One of the best things in the movie is the action direction who was directed by Brazillian director Jose Padilha of Elite Squad fame. Sticking true to his cinematic roots of the various set pieces are fast paced with many quick cuts. It gives you the same visceral quality as Elite Squad, but the gratuitous gore have been toned down to get a more financially viable PG-13 rating.

Another quality part of the movie is the supporting cast, as usual, Gary Oldman has a remarkable performance as Denet Norton, a scientist who threads the ethical line, and in the end exposes Omnicorp's distasteful practices to congress at the end of the movie. He views that his research should help and not hurt people. Michael Keaton does a great job as Raymond Sellars who is basically a evil version of Steve Jobs. A very marketable, yet morally ambiguous public figure. We also have Samuel L. Jackson in a small supporting role as Bill O'Reilly-esque or Chris Matthews-esque political pundit, Pat Novak. Him flipping out at the end is best monologue within the film.

I also like the subjects it touches which most of the 1987 movie's themes were there corporate corruption, the struggle between man & machine, and media control. It does modernized the mythos by adding in commentary about American foreign intervention in Iran were a ED-209 droid shoots a 13 year old kid whose armed with a knife, and suicide bombers trying to destroy the droids patrolling during a live news cast.

For the old school fans, there are some nice homages to the original. I am not going to spoil them, but when you see or hear them you'll smile. There's also some flourishes of the original's black comedy as well.

Now to the ugly parts, first thing is the pacing. This is a retooling of the Robocop series that has been modernized, but lacks the clever satire of the original movie. Instead of giving a funny but painfully true statement about American society, it beats it into your head with the subtlety of a sledgehammer. Funny enough, if Padilla wasn't on this project I'd imagine this would've (love his games through) been called Hideo Kojima's RoboCop. I would've expected Sellars to cough up a 15 minute monologue of how Corporatism is helping the country, but thankfully not before the final battle.

Many of the concepts in the movie are told through dialogue as opposed to the original’s showing via in movie TV Spots/Character actions, but then again this is a basic concept in movie making. I think this was the screenwriter’s attempt to convey the message to a younger audience but it backfired.
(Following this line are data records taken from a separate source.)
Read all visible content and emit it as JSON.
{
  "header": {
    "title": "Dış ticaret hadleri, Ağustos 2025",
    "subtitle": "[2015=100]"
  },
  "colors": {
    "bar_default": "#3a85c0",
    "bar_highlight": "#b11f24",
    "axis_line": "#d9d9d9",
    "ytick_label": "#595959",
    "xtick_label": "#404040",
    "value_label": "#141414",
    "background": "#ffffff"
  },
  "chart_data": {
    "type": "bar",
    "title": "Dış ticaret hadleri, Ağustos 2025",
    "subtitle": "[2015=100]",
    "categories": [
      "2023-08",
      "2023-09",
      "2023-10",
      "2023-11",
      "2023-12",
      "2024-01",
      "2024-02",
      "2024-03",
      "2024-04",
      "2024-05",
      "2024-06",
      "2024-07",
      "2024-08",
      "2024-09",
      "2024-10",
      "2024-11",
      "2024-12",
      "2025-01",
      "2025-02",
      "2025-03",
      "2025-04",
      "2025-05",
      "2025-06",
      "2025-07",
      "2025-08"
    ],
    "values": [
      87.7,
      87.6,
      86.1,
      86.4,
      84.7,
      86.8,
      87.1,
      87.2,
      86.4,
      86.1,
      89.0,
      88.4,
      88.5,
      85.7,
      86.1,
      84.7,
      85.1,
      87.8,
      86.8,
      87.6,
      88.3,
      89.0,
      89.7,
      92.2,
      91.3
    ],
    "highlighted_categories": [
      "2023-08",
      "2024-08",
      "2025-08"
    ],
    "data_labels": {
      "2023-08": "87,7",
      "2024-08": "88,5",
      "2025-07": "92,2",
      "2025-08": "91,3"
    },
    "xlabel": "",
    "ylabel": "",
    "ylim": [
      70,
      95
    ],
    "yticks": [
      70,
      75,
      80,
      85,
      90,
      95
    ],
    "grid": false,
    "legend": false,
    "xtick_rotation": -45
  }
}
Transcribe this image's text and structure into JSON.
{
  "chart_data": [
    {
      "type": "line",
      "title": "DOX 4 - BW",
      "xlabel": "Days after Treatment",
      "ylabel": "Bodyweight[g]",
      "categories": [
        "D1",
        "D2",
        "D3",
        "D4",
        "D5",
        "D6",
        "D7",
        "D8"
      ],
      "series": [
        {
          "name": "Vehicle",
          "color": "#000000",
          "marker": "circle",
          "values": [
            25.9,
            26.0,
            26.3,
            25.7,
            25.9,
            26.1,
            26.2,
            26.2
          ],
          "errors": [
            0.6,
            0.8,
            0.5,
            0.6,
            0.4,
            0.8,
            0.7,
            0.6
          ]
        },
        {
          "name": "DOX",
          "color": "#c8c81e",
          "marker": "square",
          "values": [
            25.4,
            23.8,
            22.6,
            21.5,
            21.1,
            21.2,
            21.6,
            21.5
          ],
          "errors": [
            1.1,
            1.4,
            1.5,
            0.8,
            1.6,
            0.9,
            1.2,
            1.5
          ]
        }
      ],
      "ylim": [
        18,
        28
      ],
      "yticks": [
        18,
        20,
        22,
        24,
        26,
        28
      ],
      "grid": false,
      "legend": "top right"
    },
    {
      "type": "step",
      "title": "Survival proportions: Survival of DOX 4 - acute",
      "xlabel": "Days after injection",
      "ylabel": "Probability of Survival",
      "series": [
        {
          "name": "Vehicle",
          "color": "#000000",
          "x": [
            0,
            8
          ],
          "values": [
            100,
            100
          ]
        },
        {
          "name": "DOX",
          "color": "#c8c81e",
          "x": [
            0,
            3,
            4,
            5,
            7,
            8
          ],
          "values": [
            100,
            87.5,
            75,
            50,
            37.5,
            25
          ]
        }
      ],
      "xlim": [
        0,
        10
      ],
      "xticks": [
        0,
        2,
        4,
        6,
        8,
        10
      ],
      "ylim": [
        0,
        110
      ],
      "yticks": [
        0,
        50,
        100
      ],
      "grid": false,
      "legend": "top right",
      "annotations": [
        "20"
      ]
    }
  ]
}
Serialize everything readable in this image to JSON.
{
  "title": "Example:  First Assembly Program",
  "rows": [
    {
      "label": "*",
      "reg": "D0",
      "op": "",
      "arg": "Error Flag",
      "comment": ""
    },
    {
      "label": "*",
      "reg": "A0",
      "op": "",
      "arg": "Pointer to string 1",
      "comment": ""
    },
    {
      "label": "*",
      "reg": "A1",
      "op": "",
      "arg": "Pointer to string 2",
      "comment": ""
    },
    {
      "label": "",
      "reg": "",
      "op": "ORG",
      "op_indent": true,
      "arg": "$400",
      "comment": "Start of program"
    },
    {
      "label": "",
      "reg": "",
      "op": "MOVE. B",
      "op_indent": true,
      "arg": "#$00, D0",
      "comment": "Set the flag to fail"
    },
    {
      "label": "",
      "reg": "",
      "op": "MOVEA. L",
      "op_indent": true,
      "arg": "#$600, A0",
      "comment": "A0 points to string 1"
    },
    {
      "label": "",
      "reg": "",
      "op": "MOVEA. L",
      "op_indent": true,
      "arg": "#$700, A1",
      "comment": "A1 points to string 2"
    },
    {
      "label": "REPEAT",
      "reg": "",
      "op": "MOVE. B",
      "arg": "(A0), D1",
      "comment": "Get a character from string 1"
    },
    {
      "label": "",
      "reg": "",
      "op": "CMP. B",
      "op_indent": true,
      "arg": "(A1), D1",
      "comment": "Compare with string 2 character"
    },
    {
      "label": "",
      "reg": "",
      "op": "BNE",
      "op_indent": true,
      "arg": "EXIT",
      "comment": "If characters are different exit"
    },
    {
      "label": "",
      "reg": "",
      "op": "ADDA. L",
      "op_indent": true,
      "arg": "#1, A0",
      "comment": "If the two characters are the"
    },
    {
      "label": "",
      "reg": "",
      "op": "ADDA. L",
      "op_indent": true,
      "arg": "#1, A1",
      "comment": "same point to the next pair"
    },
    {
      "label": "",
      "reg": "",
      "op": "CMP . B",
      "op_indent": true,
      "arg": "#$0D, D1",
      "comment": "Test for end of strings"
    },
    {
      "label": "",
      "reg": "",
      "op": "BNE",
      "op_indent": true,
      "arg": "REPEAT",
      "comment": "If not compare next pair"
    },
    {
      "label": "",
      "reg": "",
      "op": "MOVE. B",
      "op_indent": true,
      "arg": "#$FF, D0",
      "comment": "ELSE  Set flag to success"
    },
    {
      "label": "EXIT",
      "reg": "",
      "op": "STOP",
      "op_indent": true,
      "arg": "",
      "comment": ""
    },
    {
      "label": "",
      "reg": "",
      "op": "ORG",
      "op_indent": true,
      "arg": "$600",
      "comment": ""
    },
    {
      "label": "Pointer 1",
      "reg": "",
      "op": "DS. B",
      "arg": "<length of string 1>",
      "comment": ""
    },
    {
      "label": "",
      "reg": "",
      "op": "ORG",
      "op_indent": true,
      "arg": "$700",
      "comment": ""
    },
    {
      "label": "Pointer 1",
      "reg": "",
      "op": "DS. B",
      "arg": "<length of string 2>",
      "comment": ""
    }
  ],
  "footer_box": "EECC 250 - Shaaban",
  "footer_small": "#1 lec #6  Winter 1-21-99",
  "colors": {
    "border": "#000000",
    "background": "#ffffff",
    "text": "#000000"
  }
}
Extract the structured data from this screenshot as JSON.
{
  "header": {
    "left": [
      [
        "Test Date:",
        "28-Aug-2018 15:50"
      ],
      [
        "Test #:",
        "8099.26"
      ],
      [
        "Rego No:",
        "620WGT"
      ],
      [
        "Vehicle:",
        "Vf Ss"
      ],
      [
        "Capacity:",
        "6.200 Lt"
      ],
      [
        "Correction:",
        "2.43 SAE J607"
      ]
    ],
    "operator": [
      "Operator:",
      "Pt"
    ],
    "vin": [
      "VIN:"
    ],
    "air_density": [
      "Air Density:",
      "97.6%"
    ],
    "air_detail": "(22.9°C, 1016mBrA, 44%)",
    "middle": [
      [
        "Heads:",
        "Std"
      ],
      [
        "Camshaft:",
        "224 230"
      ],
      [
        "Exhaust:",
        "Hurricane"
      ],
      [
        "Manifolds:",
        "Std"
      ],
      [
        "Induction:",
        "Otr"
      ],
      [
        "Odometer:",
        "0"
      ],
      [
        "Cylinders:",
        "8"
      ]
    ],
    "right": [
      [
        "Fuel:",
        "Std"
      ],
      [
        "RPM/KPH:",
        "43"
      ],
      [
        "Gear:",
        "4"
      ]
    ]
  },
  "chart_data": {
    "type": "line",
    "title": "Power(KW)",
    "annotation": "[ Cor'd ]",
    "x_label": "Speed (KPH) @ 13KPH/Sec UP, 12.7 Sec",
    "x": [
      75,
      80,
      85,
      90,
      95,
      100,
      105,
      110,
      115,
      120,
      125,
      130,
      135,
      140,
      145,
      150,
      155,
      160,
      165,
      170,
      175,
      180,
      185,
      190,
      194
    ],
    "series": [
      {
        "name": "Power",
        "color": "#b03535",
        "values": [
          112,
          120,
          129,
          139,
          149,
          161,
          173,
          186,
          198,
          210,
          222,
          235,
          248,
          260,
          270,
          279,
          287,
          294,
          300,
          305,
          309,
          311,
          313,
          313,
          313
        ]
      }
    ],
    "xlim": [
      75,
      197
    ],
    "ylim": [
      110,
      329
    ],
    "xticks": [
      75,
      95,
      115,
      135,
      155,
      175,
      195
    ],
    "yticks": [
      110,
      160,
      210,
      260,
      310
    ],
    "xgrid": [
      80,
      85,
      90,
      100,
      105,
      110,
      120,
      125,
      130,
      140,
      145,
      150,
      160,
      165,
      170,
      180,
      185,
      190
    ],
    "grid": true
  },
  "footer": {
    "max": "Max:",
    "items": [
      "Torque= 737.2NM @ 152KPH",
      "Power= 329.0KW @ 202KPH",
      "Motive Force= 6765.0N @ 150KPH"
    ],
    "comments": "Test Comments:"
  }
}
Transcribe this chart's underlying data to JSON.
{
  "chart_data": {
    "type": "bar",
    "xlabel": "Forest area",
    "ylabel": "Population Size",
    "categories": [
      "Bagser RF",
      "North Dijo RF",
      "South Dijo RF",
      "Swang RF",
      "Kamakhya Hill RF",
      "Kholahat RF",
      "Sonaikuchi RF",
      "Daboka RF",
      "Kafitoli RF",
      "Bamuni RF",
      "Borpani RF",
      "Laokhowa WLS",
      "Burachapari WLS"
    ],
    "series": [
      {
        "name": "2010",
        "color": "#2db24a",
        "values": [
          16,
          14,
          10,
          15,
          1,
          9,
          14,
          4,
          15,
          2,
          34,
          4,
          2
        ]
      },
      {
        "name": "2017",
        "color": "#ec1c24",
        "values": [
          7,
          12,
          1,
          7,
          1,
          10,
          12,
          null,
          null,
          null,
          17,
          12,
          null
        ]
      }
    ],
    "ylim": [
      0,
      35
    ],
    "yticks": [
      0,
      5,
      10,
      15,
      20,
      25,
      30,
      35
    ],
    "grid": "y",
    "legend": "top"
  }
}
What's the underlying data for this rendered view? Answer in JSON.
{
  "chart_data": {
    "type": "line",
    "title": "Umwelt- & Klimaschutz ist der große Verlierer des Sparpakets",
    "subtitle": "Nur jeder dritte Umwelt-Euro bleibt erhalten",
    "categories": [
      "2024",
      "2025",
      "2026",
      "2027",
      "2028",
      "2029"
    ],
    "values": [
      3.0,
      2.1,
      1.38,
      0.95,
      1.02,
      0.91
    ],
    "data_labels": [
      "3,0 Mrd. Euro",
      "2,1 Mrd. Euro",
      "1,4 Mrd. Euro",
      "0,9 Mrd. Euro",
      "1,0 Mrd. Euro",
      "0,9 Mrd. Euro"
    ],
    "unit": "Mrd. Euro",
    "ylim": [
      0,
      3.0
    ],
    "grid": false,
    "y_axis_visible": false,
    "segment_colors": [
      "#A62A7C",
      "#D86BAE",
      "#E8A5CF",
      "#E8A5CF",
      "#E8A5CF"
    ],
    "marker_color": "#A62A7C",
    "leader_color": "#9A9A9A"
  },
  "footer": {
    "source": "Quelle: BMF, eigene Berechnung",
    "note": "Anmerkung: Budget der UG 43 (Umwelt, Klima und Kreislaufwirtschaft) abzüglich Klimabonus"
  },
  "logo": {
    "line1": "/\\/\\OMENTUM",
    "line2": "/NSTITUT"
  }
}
Finally and sadly though, Kinneman doesn't convey the pathos Peter Weller did in the 1987 iteration. What sold me on him was his face, but unfortunately Kinnaman doesn't emote the stoic presence Weller had. He does retain the slow stilted movement of the 1987 iteration had. Cornish also had a phoned in performance mostly due to her not having much characterization besides being the worried wife. This made the supposed emotional moments lack the intended impact.

Overall, it's a solid action movie that sloppily gets the point of the 1987 classic. A great supporting cast helps out a struggling lead, has some great set pieces, and themes for your average movie-goer to think about. The pacing does bog down, and the ham fisted social commentary get in the way of surpassing the original.


As a retooling it's great, but as a replacement it fails.